Transforming a range back to the original type?

Jacob Carlborg doob at me.com
Fri May 4 04:46:33 PDT 2012


On 2012-05-04 11:38, Jonathan M Davis wrote:
> On Friday, May 04, 2012 11:20:58 Jacob Carlborg wrote:
>> On 2012-05-04 09:01, Jonathan M Davis wrote:
>>> Something like that could probably only be done if every range in the
>>> potentially large chain of wrapped ranges provided a means of getting at
>>> what type the previous one in the chain was, and very few ranges - if any
>>> - do that.
>>>
>>> However, I'm not quite sure what toCollection would buy you. Why does it
>>> really matter what type of container the range comes from originally given
>>> that you have to create a new container to put the elements of the range
>>> into such a container? And if you're putting the elements of a range in a
>>> new container, you can pick whatever container type you'd like, and since
>>> it has no real connection to the original container, I don't see why it
>>> would matter whether it was the same type of container. All you really
>>> need is the equivalent of std.array.array for whatever container you want
>>> to construct, and the container's constructor should provide that.
>>
>> It's just like with the whole range idea, providing a common interface
>> for iterating over a collection (and some other stuff). Here the idea is
>> to have a common interface to transform the range back to a collection.
>
> But what's special about the original container type?

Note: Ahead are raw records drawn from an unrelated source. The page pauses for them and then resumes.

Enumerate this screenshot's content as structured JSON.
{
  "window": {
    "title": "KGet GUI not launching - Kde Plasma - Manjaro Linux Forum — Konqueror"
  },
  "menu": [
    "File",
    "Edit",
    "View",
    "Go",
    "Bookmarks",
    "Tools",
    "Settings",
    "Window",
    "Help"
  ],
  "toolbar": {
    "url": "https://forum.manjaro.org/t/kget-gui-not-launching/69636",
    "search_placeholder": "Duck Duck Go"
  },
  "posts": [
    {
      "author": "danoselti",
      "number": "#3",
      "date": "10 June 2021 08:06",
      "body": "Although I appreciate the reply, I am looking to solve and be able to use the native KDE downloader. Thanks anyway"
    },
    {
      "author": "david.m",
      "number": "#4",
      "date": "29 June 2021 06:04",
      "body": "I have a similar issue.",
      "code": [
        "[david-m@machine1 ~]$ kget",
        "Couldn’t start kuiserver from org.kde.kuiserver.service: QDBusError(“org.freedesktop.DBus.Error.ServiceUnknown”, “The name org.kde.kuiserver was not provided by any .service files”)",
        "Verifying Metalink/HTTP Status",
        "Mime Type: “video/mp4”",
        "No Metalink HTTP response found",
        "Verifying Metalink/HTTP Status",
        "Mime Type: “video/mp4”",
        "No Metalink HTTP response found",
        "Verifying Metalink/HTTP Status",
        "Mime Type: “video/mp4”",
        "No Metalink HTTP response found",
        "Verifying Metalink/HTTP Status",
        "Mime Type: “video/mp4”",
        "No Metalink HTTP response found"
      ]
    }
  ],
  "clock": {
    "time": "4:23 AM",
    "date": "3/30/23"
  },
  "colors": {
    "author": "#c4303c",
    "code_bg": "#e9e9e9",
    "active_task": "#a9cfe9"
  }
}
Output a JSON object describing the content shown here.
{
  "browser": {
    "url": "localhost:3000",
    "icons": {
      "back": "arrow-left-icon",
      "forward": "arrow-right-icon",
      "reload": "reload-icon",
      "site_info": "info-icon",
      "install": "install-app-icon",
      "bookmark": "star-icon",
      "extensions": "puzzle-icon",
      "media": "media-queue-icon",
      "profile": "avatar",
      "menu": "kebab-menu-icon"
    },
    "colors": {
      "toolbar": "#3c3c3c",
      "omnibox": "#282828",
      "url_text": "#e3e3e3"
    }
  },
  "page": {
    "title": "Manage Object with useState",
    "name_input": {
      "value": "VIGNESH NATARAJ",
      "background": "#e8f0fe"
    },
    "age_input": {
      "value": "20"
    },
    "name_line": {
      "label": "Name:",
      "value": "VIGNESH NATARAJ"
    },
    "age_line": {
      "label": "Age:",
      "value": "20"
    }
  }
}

Once the range has been
> wrapped, it doesn't really have any connection to the container - particuarly
> when elements are likely to have been transformed and/or skipped or added such
> that they're no longer strongly linked with the original elements. As far as I
> can tell, the original container type becomes pretty much meaningless at that
> point.

I give up. Apparently you don't think it's useful.